İnsan münasebetlerinde sorun yaşayan narsist bireyler, sıklıkla sevgili ile yakınlaşma ve sonra ayrılma sıkıntıları yaşamaktadır. Sıklıkla sevgili değiştirebilmekte ve birebir bireyle daima tartışabilmektedir. Çoklukla siyasetçi, yönetici, bilim adamı, önderler narsist kişilik olmaktadır. Bu şahısların iş hayatı, sevgili münasebetleri, çocuklarıyla olan bağlarının çabucak hemen hepsinde sorun vardır.
Narsist şahıslar, bilhassa Borderline kişilik yapısında olan sevgililer edinmektedir. Bu bireyler ulaşılmaz bireyler olabilir ve elde ettiklerindeyse onları değersizleştirmektedirler. Bu nedenle partnere sık sık öfke duyarlar. Münasebetleri yeterli gitmediğinde de alternatif partner arayışına geçmekte, değersizlik hislerinden kurtulabilmek için sık sık mastürbasyon yapmaktadırlar.

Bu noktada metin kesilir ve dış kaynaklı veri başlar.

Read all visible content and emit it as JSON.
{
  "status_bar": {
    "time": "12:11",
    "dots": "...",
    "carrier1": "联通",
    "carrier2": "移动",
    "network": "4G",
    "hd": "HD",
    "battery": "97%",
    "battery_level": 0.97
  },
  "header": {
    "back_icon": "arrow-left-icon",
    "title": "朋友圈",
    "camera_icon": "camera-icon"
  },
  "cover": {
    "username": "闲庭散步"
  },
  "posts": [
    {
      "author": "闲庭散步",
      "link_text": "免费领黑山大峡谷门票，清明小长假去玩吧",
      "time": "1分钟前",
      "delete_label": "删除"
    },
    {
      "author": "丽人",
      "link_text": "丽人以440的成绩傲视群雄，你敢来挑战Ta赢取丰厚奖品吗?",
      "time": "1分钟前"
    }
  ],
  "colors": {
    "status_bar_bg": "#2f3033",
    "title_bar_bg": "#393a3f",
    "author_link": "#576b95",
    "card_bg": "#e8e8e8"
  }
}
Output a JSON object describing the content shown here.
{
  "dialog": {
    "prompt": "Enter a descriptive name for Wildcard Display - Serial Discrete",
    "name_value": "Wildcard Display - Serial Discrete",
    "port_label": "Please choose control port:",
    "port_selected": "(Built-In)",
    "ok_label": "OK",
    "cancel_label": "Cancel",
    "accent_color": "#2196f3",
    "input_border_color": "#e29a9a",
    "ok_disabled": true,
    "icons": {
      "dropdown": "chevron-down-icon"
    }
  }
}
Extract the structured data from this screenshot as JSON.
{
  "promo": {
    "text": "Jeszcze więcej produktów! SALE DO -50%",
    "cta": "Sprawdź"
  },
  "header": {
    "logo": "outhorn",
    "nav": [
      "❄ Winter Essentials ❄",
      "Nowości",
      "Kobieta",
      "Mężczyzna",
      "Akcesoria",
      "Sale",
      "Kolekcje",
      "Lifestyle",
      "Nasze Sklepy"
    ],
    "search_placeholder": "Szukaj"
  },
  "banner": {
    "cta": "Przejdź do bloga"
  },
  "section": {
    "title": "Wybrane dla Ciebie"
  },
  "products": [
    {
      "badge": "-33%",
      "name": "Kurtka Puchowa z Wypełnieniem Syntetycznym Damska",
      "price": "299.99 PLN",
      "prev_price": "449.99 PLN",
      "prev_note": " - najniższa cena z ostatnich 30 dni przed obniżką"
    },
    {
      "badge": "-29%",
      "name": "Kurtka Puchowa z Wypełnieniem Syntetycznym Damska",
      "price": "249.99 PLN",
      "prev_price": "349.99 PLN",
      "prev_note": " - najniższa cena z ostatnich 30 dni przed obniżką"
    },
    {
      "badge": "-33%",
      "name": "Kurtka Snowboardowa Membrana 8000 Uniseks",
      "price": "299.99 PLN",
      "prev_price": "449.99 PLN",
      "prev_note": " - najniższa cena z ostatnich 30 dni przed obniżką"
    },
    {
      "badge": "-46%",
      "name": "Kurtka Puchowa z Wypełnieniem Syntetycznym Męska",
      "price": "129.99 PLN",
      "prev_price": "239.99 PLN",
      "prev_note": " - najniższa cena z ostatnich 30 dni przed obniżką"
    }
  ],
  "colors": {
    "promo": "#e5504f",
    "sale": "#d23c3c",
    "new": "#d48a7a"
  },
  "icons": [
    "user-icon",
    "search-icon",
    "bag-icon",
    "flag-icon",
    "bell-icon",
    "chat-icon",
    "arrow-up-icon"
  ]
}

Tehlikeli sporlara yönelebilmekte, alkol ya da esrar tüketebilmkete, pornografi ve sapkın ilgiler içinde olabilmektedir. Bunlar kişinin savunma sistemini oluşturmakta ve narsistik duygusal, kırılmalar arttıkça bu tıp uğraşlar artış göstermektedir. Bu biçim kırılmalar, örneğin başarısız olma, hoşlandığı bayanı elde edememe, eleştirilme, terk edilme üzere durumlarda, bedende somatik hastalıklar belirebilmektedir. Örneğin kişinin beli, başı, sırtı ağrımakta, nefes almada zahmet çekmekte, çok yeme ya da tam karşıtı, iştahta azalma olmaktadır. Kişi boşalma, sertleşme, öbür bayanlara çok ilgili, sık mastürbasyon, eşcinsel olabileceğine dair dehşetler yaşayabilmektedir.
NARSİST KİŞİLİK BOZUKLUĞU TEDAVİSİ VAR MI?
Narsistik şahıslara nazaran, terapiye gelmek zayıflık göstergesidir. Bu nedenle, temel sebebin ruhsal problemler olduğunu düşünmeyip terapiye gitmeyi tercih etmemektedir.
Narsistik kişilik bozukluğuna sahip olan şahısların içinde çok fazla geçersiz kişilikler bulunmaktadır. Bulunduğu ortama ve etrafa nazaran insanlara davranışları ve konuşmaları değişmektedir.
Narsistik kişilik bozukluğu, dinamik psikoterapi ile tedavi edilebilmektedir. Tedavi, ortalama iki yıl ile dört yıl süren uzun vadeli bir tedavidir. Yani tedavi mühleti, şahıstan bireye değişkenlik göstermektedir.
Kişi tedavide değersizlik hissiyle tanıştıkça, diğerlerinin takdirine ve onayına ne kadar muhtaçlık duyduğunu farkettikçe kendi benliğini bulmaktadır. Kendisiyle tanıştıkça oburlarının onu övmesine olan gereksinimi giderek azalmaktadır.